Padahal, pelaporan LPSDK harus dibuat sesuai aturan perundang-undangan dan wajib dipertanggungjawabkan berdasarkan prinsip legal, akuntabel, dan transparan.
Namun faktanya, JPPR masih menemukan beberapa persoalan terkait kebenaran identitas penyumbang, dan adanya motif pecah sumbangan dana kampanye.
"Hasil temuan dari pemantauan JPPR, dokumen LPSDK masih menyisakan banyak persoalan. Beberapa permasalah yang mencuat terkait kebenaran identitas penyumbang dan adanya motif pecah sumbangan dana kampanye," katanya.
JPPR menemukan ada penyumbang perseorangan dengan identitas fiktif dari paslon nomor urut 01 Jokowi-Ma'ruf, sejumlah 18 orang. Sedangkan di kubu paslon nomor urut 02 Prabowo-Sandi, ada 12 orang penyumbang fiktif. Sementara kategori sumbangan kelompok, sebanyak 2 orang penyumbang fiktif berasal dari paslon 02 Prabowo-Sandi.
Kisaran sumbangan dari penyumbang fiktif hanya Rp 20 juta hingga Rp 50 juta.
Meski jumlah sumbangannya tidak terlalu besar, namun JPPR menyebut hal itu bisa berpengsruh besar terhadap tingkat partisipasi dan elektabilitas kedua paslon pilpres.
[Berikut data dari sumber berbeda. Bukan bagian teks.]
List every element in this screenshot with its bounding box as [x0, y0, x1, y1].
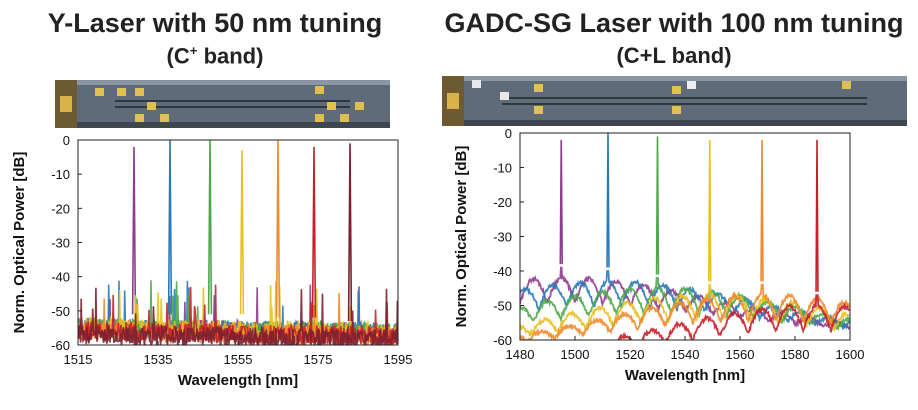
electrode-pad	[842, 81, 851, 89]
electrode-pad	[315, 86, 324, 94]
y-tick-label: -50	[51, 304, 70, 319]
lasing-peak	[239, 150, 245, 315]
series-3-spectrum	[520, 136, 850, 332]
x-axis-label: Wavelength [nm]	[625, 367, 745, 384]
plot-area	[520, 133, 850, 340]
y-tick-label: -60	[51, 338, 70, 353]
electrode-pad	[315, 114, 324, 122]
y-tick-label: 0	[505, 126, 512, 141]
electrode-pad	[147, 102, 156, 110]
chip-body	[442, 76, 907, 126]
y-tick-label: -40	[493, 264, 512, 279]
lasing-peak	[311, 146, 317, 318]
chip-edge-shadow	[55, 122, 390, 128]
electrode-pad	[340, 114, 349, 122]
electrode-pad	[355, 102, 364, 110]
chip-edge-highlight	[55, 80, 390, 85]
left-chart-title: Y-Laser with 50 nm tuning	[47, 8, 383, 38]
x-tick-label: 1600	[836, 347, 865, 362]
y-tick-label: -40	[51, 270, 70, 285]
noise-floor-line	[520, 276, 850, 332]
noise-floor-line	[520, 266, 850, 331]
left-subtitle-sup: +	[189, 43, 198, 58]
chip-edge-highlight	[442, 76, 907, 81]
right-chart-title: GADC-SG Laser with 100 nm tuning	[444, 8, 904, 38]
y-tick-label: -20	[51, 201, 70, 216]
noise-floor-line	[594, 294, 850, 340]
x-tick-label: 1555	[224, 352, 253, 367]
series-1-spectrum	[520, 139, 850, 331]
electrode-pad	[534, 106, 543, 114]
electrode-pad	[135, 88, 144, 96]
noise-floor-line	[78, 287, 398, 345]
electrode-pad	[500, 92, 509, 100]
x-tick-label: 1575	[304, 352, 333, 367]
lasing-peak	[167, 140, 173, 315]
chip-contact-pad	[60, 96, 72, 112]
left-subtitle-prefix: (C	[166, 43, 190, 69]
x-tick-label: 1515	[64, 352, 93, 367]
noise-floor-line	[520, 283, 850, 340]
left-subtitle-suffix: band)	[197, 43, 264, 69]
electrode-pad	[117, 88, 126, 96]
lasing-peak	[606, 133, 610, 268]
electrode-pad	[472, 80, 481, 88]
lasing-peak	[760, 139, 764, 282]
x-tick-label: 1480	[506, 347, 535, 362]
gadc-sg-chip-photo	[442, 76, 907, 126]
y-tick-label: -30	[51, 236, 70, 251]
lasing-peak	[559, 139, 564, 265]
y-tick-label: -10	[493, 161, 512, 176]
chip-contact-pad	[447, 93, 459, 109]
x-tick-label: 1595	[384, 352, 413, 367]
x-tick-label: 1540	[671, 347, 700, 362]
chip-edge-shadow	[442, 120, 907, 126]
electrode-pad	[95, 88, 104, 96]
electrode-pad	[160, 114, 169, 122]
series-5-spectrum	[520, 139, 850, 340]
lasing-peak	[207, 140, 213, 315]
x-tick-label: 1500	[561, 347, 590, 362]
y-tick-label: 0	[63, 133, 70, 148]
y-tick-label: -20	[493, 195, 512, 210]
y-tick-label: -30	[493, 230, 512, 245]
y-axis-label: Norm. Optical Power [dB]	[453, 146, 470, 328]
plot-area	[78, 140, 398, 345]
left-chart-subtitle: (C+ band)	[0, 43, 430, 69]
lasing-peak	[347, 143, 353, 322]
series-7-spectrum	[78, 143, 398, 345]
y-tick-label: -10	[51, 167, 70, 182]
y-laser-chip-photo	[55, 80, 390, 128]
x-axis-label: Wavelength [nm]	[178, 372, 298, 389]
right-panel: GADC-SG Laser with 100 nm tuning (C+L ba…	[430, 0, 918, 410]
x-tick-label: 1535	[144, 352, 173, 367]
x-tick-label: 1580	[781, 347, 810, 362]
electrode-pad	[687, 81, 696, 89]
series-2-spectrum	[520, 133, 850, 331]
lasing-peak	[707, 139, 712, 282]
y-tick-label: -60	[493, 333, 512, 348]
left-panel: Y-Laser with 50 nm tuning (C+ band) 0 -10…	[0, 0, 430, 410]
x-tick-label: 1520	[616, 347, 645, 362]
electrode-pad	[534, 84, 543, 92]
lasing-peak	[131, 146, 137, 315]
electrode-pad	[135, 114, 144, 122]
right-chart-subtitle: (C+L band)	[616, 43, 732, 68]
electrode-pad	[672, 86, 681, 94]
electrode-pad	[327, 102, 336, 110]
x-tick-label: 1560	[726, 347, 755, 362]
lasing-peak	[815, 139, 819, 292]
y-axis-label: Norm. Optical Power [dB]	[11, 152, 28, 334]
lasing-peak	[275, 140, 281, 318]
noise-floor-line	[520, 270, 850, 331]
y-tick-label: -50	[493, 299, 512, 314]
lasing-peak	[655, 136, 660, 275]
electrode-pad	[672, 106, 681, 114]
series-6-spectrum	[594, 139, 850, 340]
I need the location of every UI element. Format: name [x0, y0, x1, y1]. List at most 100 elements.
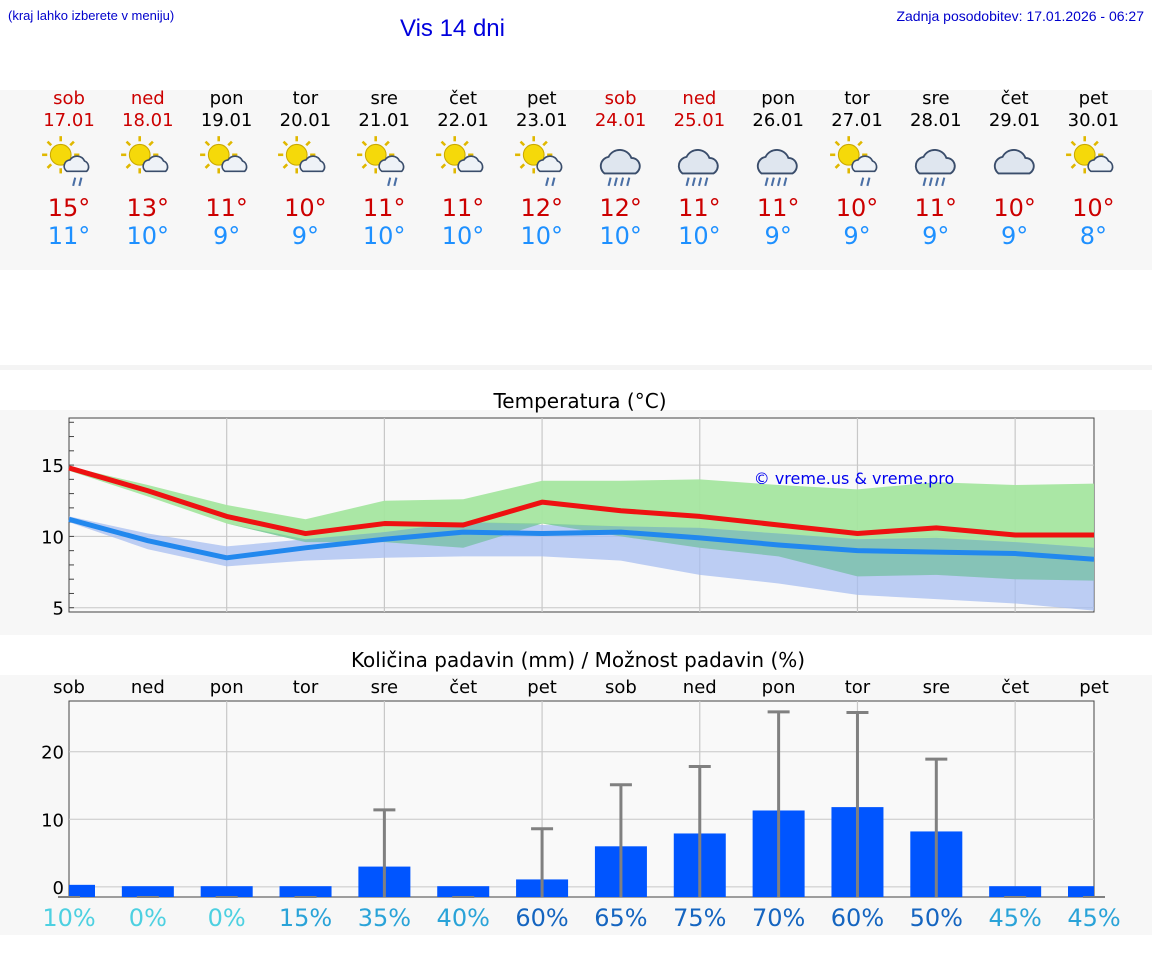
precipitation-bar — [279, 886, 332, 897]
precipitation-title: Količina padavin (mm) / Možnost padavin … — [351, 648, 805, 672]
day-date: 21.01 — [358, 110, 410, 131]
day-date: 22.01 — [437, 110, 489, 131]
temp-min: 9° — [212, 222, 241, 250]
precipitation-probability: 70% — [752, 904, 805, 932]
day-date: 17.01 — [43, 110, 95, 131]
day-column: sre 28.01 11° 9° — [897, 88, 975, 250]
temp-min: 9° — [291, 222, 320, 250]
precipitation-bar — [437, 886, 490, 897]
temp-max: 11° — [205, 194, 248, 222]
x-category-label: pon — [210, 677, 244, 698]
x-category-label: čet — [449, 677, 477, 698]
day-date: 27.01 — [831, 110, 883, 131]
temp-min: 10° — [362, 222, 406, 250]
temp-max: 12° — [599, 194, 642, 222]
day-name: pet — [527, 88, 557, 109]
day-name: tor — [844, 88, 870, 109]
y-tick-label: 0 — [53, 878, 64, 899]
day-name: čet — [1000, 88, 1029, 109]
precipitation-bar — [989, 886, 1042, 897]
day-date: 29.01 — [988, 110, 1041, 131]
day-column: pet 30.01 10° 8° — [1054, 88, 1132, 250]
day-column: čet 29.01 10° 9° — [976, 88, 1054, 250]
precipitation-probability: 50% — [910, 904, 963, 932]
x-category-label: čet — [1001, 677, 1029, 698]
temp-max: 10° — [993, 194, 1036, 222]
day-date: 20.01 — [279, 110, 332, 131]
temp-max: 11° — [914, 194, 958, 222]
day-name: pon — [761, 88, 796, 109]
precipitation-bar — [121, 886, 174, 897]
x-category-label: pet — [527, 677, 557, 698]
temp-min: 11° — [47, 222, 91, 250]
day-name: sre — [922, 88, 950, 109]
day-column: ned 18.01 13° 10° — [109, 88, 187, 250]
precipitation-probability: 65% — [594, 904, 647, 932]
x-category-label: sob — [53, 677, 85, 698]
x-category-label: sre — [923, 677, 950, 698]
temp-max: 12° — [520, 194, 564, 222]
day-date: 30.01 — [1067, 110, 1120, 131]
cloud-icon — [976, 132, 1054, 194]
forecast-days-band — [0, 90, 1152, 270]
day-name: ned — [130, 88, 165, 109]
day-date: 24.01 — [594, 110, 647, 131]
temp-min: 9° — [843, 222, 871, 250]
temp-min: 9° — [764, 222, 792, 250]
day-column: pet 23.01 12° 10° — [503, 88, 581, 250]
range-overlap-band — [69, 470, 1094, 581]
day-column: sob 17.01 15° 11° — [30, 88, 108, 250]
sun-cloud-icon — [109, 132, 187, 194]
precipitation-bar — [1068, 886, 1094, 897]
series-line-max — [68, 465, 1094, 538]
temp-max: 13° — [126, 194, 170, 222]
cloud-rain-icon — [582, 132, 660, 194]
precipitation-probability: 75% — [673, 904, 726, 932]
temp-max: 10° — [835, 194, 879, 222]
cloud-rain-icon — [739, 132, 817, 194]
y-tick-label: 5 — [53, 599, 64, 620]
temp-max: 10° — [284, 194, 327, 222]
day-name: pon — [209, 88, 244, 109]
precipitation-probability: 60% — [831, 904, 884, 932]
day-column: ned 25.01 11° 10° — [660, 88, 738, 250]
cloud-rain-icon — [660, 132, 738, 194]
day-name: sob — [53, 88, 85, 109]
x-category-label: pon — [762, 677, 796, 698]
day-date: 18.01 — [122, 110, 174, 131]
precipitation-bar — [200, 886, 253, 897]
temp-min: 10° — [520, 222, 564, 250]
x-category-label: ned — [131, 677, 165, 698]
sun-cloud-icon — [1054, 132, 1132, 194]
x-category-label: pet — [1079, 677, 1109, 698]
day-date: 26.01 — [752, 110, 804, 131]
x-category-label: sre — [371, 677, 398, 698]
temp-min: 10° — [599, 222, 642, 250]
day-date: 23.01 — [516, 110, 568, 131]
y-tick-label: 20 — [41, 743, 64, 764]
temp-max: 11° — [756, 194, 800, 222]
day-column: čet 22.01 11° 10° — [424, 88, 502, 250]
precipitation-probability: 40% — [437, 904, 490, 932]
precipitation-probability: 15% — [279, 904, 332, 932]
page-title: Vis 14 dni — [400, 15, 505, 42]
precipitation-probability: 45% — [988, 904, 1041, 932]
day-name: sob — [604, 88, 637, 109]
day-name: pet — [1078, 88, 1109, 109]
x-category-label: tor — [845, 677, 871, 698]
y-tick-label: 10 — [41, 810, 64, 831]
divider — [0, 365, 1152, 370]
precipitation-bar — [69, 884, 95, 897]
sun-cloud-rain-icon — [30, 132, 108, 194]
sun-cloud-rain-icon — [503, 132, 581, 194]
temp-min: 9° — [1000, 222, 1029, 250]
x-category-label: tor — [293, 677, 319, 698]
temp-min: 10° — [441, 222, 485, 250]
day-column: sre 21.01 11° 10° — [345, 88, 423, 250]
day-name: čet — [448, 88, 478, 109]
day-column: pon 19.01 11° 9° — [188, 88, 266, 250]
temp-min: 8° — [1079, 222, 1108, 250]
day-column: sob 24.01 12° 10° — [582, 88, 660, 250]
temperature-title: Temperatura (°C) — [492, 389, 666, 413]
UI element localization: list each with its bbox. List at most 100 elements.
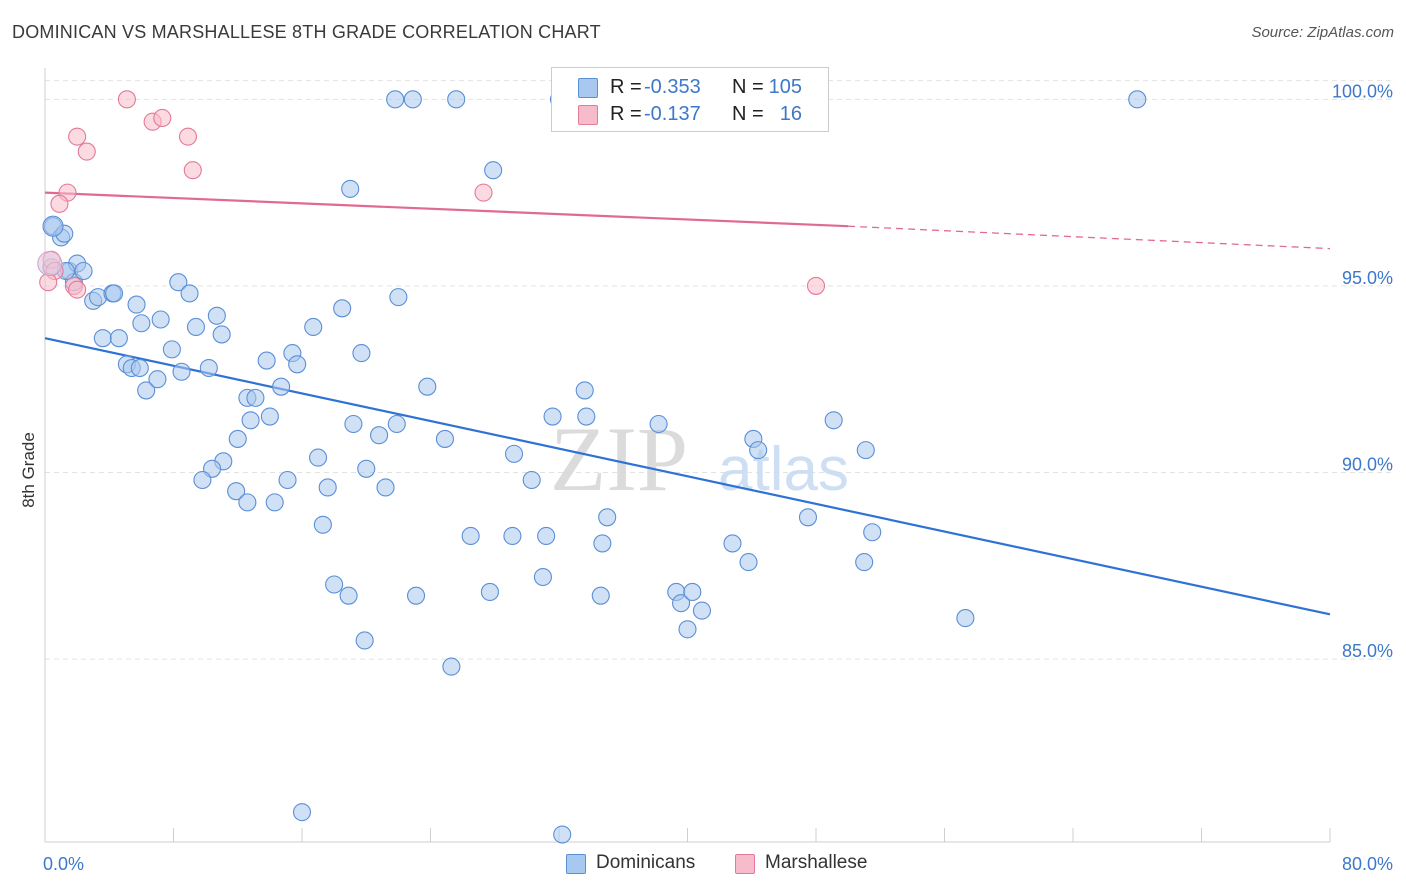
point-dominicans xyxy=(537,526,556,546)
point-dominicans xyxy=(260,407,279,426)
point-dominicans xyxy=(739,553,758,572)
point-dominicans xyxy=(238,493,257,512)
y-tick-labels: 85.0% 90.0% 95.0% 100.0% xyxy=(1332,81,1393,661)
point-dominicans xyxy=(855,553,874,572)
point-dominicans xyxy=(341,179,360,198)
point-dominicans xyxy=(339,586,358,605)
point-dominicans xyxy=(93,329,112,348)
point-dominicans xyxy=(856,441,875,460)
point-dominicans xyxy=(127,295,146,314)
x-tick-labels: 0.0% 80.0% xyxy=(43,854,1393,874)
point-dominicans xyxy=(42,215,64,237)
point-dominicans xyxy=(318,478,337,497)
point-dominicans xyxy=(678,620,697,639)
point-dominicans xyxy=(683,582,702,602)
point-dominicans xyxy=(575,381,594,400)
trendline-dominicans xyxy=(44,337,1331,616)
point-dominicans xyxy=(352,344,371,363)
point-dominicans xyxy=(109,329,128,348)
point-dominicans xyxy=(406,586,426,605)
bottom-legend-label: Marshallese xyxy=(765,852,868,873)
legend-n-label: N = xyxy=(732,76,764,98)
legend-n-value: 16 xyxy=(779,103,802,125)
point-dominicans xyxy=(1128,90,1147,109)
legend-swatch-dominicans xyxy=(578,78,598,98)
legend-swatch-marshallese xyxy=(578,105,598,125)
point-marshallese xyxy=(474,183,493,202)
point-dominicans xyxy=(278,470,297,490)
point-marshallese xyxy=(68,127,87,146)
legend-n-value: 105 xyxy=(768,76,802,98)
point-dominicans xyxy=(130,358,149,378)
point-dominicans xyxy=(162,340,181,359)
point-dominicans xyxy=(435,429,455,448)
point-dominicans xyxy=(461,526,480,546)
point-dominicans xyxy=(309,448,328,467)
y-tick-label: 100.0% xyxy=(1332,81,1393,101)
point-dominicans xyxy=(313,515,332,534)
point-dominicans xyxy=(74,261,93,281)
point-dominicans xyxy=(241,411,260,430)
point-dominicans xyxy=(137,381,156,400)
point-dominicans xyxy=(199,358,218,378)
point-dominicans xyxy=(325,575,344,594)
point-dominicans xyxy=(863,523,882,542)
watermark: ZIP atlas xyxy=(550,408,849,510)
data-points xyxy=(37,90,1147,844)
point-dominicans xyxy=(533,567,552,587)
point-dominicans xyxy=(504,444,524,463)
point-dominicans xyxy=(228,429,247,448)
point-dominicans xyxy=(357,459,376,478)
point-dominicans xyxy=(723,534,742,553)
stats-legend: R = -0.353 N = 105 R = -0.137 N = 16 xyxy=(551,67,829,132)
point-marshallese xyxy=(50,194,69,213)
point-dominicans xyxy=(148,370,167,389)
point-dominicans xyxy=(370,426,389,445)
legend-r-value: -0.353 xyxy=(644,76,701,98)
point-dominicans xyxy=(355,631,374,650)
y-tick-label: 85.0% xyxy=(1342,641,1393,661)
point-dominicans xyxy=(389,288,408,307)
point-dominicans xyxy=(386,90,405,109)
legend-r-value: -0.137 xyxy=(644,103,701,125)
point-dominicans xyxy=(824,411,843,430)
point-marshallese xyxy=(39,273,58,292)
point-dominicans xyxy=(503,526,522,546)
point-dominicans xyxy=(692,601,712,620)
point-dominicans xyxy=(304,317,323,337)
watermark-atlas: atlas xyxy=(718,435,849,504)
source-note: Source: ZipAtlas.com xyxy=(1251,24,1394,41)
point-dominicans xyxy=(480,582,499,602)
point-dominicans xyxy=(593,534,612,553)
point-dominicans xyxy=(288,355,307,374)
point-dominicans xyxy=(798,508,818,527)
legend-row-marshallese: R = -0.137 N = 16 xyxy=(552,100,828,128)
point-dominicans xyxy=(484,161,503,180)
point-dominicans xyxy=(447,90,466,109)
point-dominicans xyxy=(207,306,226,325)
point-dominicans xyxy=(272,377,291,396)
gridlines xyxy=(45,80,1395,660)
point-dominicans xyxy=(553,825,572,844)
point-dominicans xyxy=(344,414,363,434)
bottom-legend-label: Dominicans xyxy=(596,852,696,873)
point-dominicans xyxy=(522,470,541,490)
point-dominicans xyxy=(333,299,352,318)
chart-title: DOMINICAN VS MARSHALLESE 8TH GRADE CORRE… xyxy=(12,22,601,42)
point-dominicans xyxy=(172,362,191,381)
point-marshallese xyxy=(68,280,87,299)
x-tick-label: 0.0% xyxy=(43,854,84,874)
point-dominicans xyxy=(672,594,691,613)
point-cluster xyxy=(37,251,63,277)
point-dominicans xyxy=(376,478,395,497)
point-dominicans xyxy=(246,388,265,407)
point-dominicans xyxy=(180,284,199,303)
point-dominicans xyxy=(591,586,610,605)
trendlines xyxy=(44,191,1331,616)
point-dominicans xyxy=(403,90,422,109)
point-marshallese xyxy=(183,161,202,180)
point-marshallese xyxy=(153,108,172,128)
y-tick-label: 95.0% xyxy=(1342,268,1393,288)
point-dominicans xyxy=(292,803,312,822)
"Memang besaran sumbangannya itu tidak banyak, tapi kita kan harus juga melihat bahwa semakin tinggi kebenaran laporan yang dilakukan oleh pasangan calon ini juga akan berpengaruh terhadap satu tingkat partisipasi," ujarnya.
Di sisi lain, pada format LPSDK pemilu 2019 jauh berbeda dibandingkan pilkada 2017 dan 2018, dimana LPSDK tahun ini hanya mencantumkan nama saja. Padahal menurut aturan dalam PKPU No 34 Tahun 2018, penyumbang harus mencantumkan identitasnya seperti, NPWP, KTP, dan alamat peyumbang.
Format LPSDK kedua paslon juga tidak melampirkan identitas penyumbang, alamat, dan nomor telepon yang dapat dihubungi. Hal itu bertentangan dengan Pasal 335 Ayat 4 UU No7.
Baca: 24 Januari 2019, Ahok Bebas dari Masa Hukuman
"Di laporan pasangan calon nomor 1 dan nomor 2 tidak menyebut siapa namanya, artinya kami kesulitan untuk melakukan investigasi. Kalau kemudian merujuk ke aturan PKPU 3-4 tentang dana kampanye, syarat laporan itu kan harus ada identitas penyumbang itu minimal NPWP, nomor telepon dan alamat," jelas Alwan.
Kondisi demikian secara langsung dapat menyulitkan pemilih dalam melakukan investigas lapangan terhadap sumbangan dana kampanye paslon pilpres 2019.
Bila merujuk pada UU nomor 7 tahun 2019 pasal 497, setiap orang dengan sengaja memberikan keeterangan tidak benar dalam laporan dana kampanye dipidana penjara paling lama 2 (dua) tahun dan denda paling banyak Rp24.000.000,00 (dua puluh empat juta rupiah).
Serta Pasal 496 yang menjelaska setiap peserta pemilu yang dengan sengaja memberikan keterangan tidak benar dalam laporan dana kampanye Pemilu sebagaimana dimaksud dalam Pasal 334 ayat (1), ayat (2), dan/atan ayat (3) serta Pasal 335 ayat (1), ayat (2), dan/atau ayat (3) dipidana dengan pidana kurungan paling lama 1 (satu) tahun dan denda paling banyak Rp12.000.000,00 (dua belas juta rupiah).
"Nah, ketidakbenaran laporan ini mengindikasikan bahwa pasangan calon kita semakin tidak integritas bagi kami. Kita berharap bahwa pasangan calon presiden baik nomor 1 dan nomor 2 berintegritas terutama dalam hal laporan sumbangan dana kampanye," pungkasnya.